Among the junta's fears are internal uprisings, a U.S. invasion, globalization and its capacity to dilute traditional Burmese culture. In the aftermath of Saturday's cyclone, the junta appears to be afraid of losing face with its people.

"If they can't handle the situation and they let Westerners come in with helicopters, this will demonstrate to their own people the shortcomings of the military," Turnell said. "They are more concerned with control and maintaining an omniscience in front of their people than saving lives."

Myanmar's Foreign Ministry said in a statement Friday that it wants relief supplies but not foreign aid workers in the country. It said the government "is not yet ready" to receive foreign rescue workers or journalists and was capable of delivering emergency aid "with its own labor to the affected areas."
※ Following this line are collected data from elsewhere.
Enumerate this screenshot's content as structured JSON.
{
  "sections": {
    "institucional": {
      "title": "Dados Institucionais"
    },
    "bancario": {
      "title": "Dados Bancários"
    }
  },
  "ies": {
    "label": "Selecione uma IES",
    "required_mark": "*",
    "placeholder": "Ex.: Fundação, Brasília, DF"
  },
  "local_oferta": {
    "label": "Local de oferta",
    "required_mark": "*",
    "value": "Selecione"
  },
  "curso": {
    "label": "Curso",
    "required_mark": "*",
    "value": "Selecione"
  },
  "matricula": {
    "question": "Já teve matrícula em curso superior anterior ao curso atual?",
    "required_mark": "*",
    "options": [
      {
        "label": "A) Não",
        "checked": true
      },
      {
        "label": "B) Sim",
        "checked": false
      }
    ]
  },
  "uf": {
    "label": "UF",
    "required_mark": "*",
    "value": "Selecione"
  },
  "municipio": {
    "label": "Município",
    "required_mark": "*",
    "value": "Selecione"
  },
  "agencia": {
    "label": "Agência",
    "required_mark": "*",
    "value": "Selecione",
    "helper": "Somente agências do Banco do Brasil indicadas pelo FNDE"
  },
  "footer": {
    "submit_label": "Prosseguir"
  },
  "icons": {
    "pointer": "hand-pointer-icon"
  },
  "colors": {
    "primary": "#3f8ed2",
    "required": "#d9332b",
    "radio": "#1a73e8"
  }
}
After days of stalling, the junta gave clearance Thursday for the first major international airlifts carrying aid to cyclone survivors. But it was not allowing U.S. military planes to fly in critical relief and continued to withhold visas for several U.N. teams seeking entry, said Richard Horsey, a U.N. spokesman in neighboring Thailand.

A foreign military's presence in Myanmar would mark a major concession for the junta.

"They're afraid that if foreign soldiers come in they are the spearhead to overthrow the government," said Josef Silverstein, a retired Rutgers University professor who studied Myanmar for more than a half century. From the junta's perspective: "Aid workers could be carrying weapons to give to the people, they could give them ideas of how to overthrow the government."

Aid agencies say efforts to rush relief supplies to large-scale disasters are often slowed by red tape.

But Myanmar's foot dragging has a deeper, historical context.

For decades, the military regimes that have ruled Myanmar have isolated the country from the rest of the world.